Predicted survival rates for gestational choriocarcinoma are very high. Almost all women with low-risk gestational choriocarcinoma recover fully after chemotherapy. For high-risk cases, survival rates range from 91% to 93% when treatment involves multiple types of chemotherapy, and in some cases, radiation and surgery. Certain risk factors may weaken the prognosis, such as stage IV disease or a cumulative score higher than 12 in women.
For men with mixed germ cell tumors, an increased presence of choriocarcinoma cells indicates a worse prognosis. Pure choriocarcinomas mark the worst prognosis in testicular germ cell neoplasms. Also, an hCG level greater than 50,000 mIU/ml signals a worse prognosis in men.
The prognosis for intra-placental choriocarcinoma, a cancer that starts inside the placenta and spreads to the infant, is particularly serious. Less than 20% of cases survive.
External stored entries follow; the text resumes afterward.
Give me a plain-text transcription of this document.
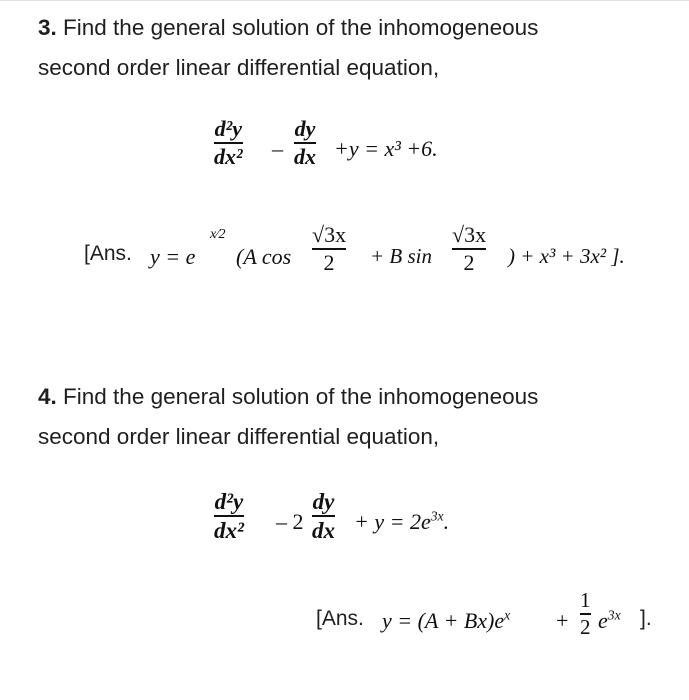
3. Find the general solution of the inhomogeneous
second order linear differential equation,
d²y
dx² –
dy
dx +y = x³ +6.
[Ans. y = e
x⁄2
(A cos
√3x
2 + B sin
√3x
2 ) + x³ + 3x² ].
4. Find the general solution of the inhomogeneous
second order linear differential equation,
d²y
dx² – 2
dy
dx + $y = 2e^{3x}$.
[Ans. $y = (A + Bx)e^x$ +
1
2 $e^{3x}$ ].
Possible Complications When Diagnosed with Choriocarcinoma
Choriocarcinoma, if left untreated, could lead to death. However, the introduction of chemotherapy has allowed many patients to successfully treat and even cure their disease. Despite its potential benefits, chemotherapy does come with several risks. These can include developing other types of cancer, feeling nauseous, vomiting, losing hair, getting diarrhea, experiencing fevers and infections, and needing a blood transfusion.
Potential Risks of Chemotherapy:
- Development of other types of cancer
- Nausea
- Vomiting
- Hair loss
- Diarrhea
- Fevers
- Infections
- Need for a blood transfusion
Preventing Choriocarcinoma
Women who go through a molar pregnancy, be it full or partial, need to be made aware of the potential risk of developing a type of cancer called choriocarcinoma. It’s crucial for these women to be monitored closely, watching out for changes in their hCG levels – a kind of hormone. Every woman, especially those at higher risk, who has recently given birth, should be advised to return for checks if she continues to experience bleeding even after childbirth.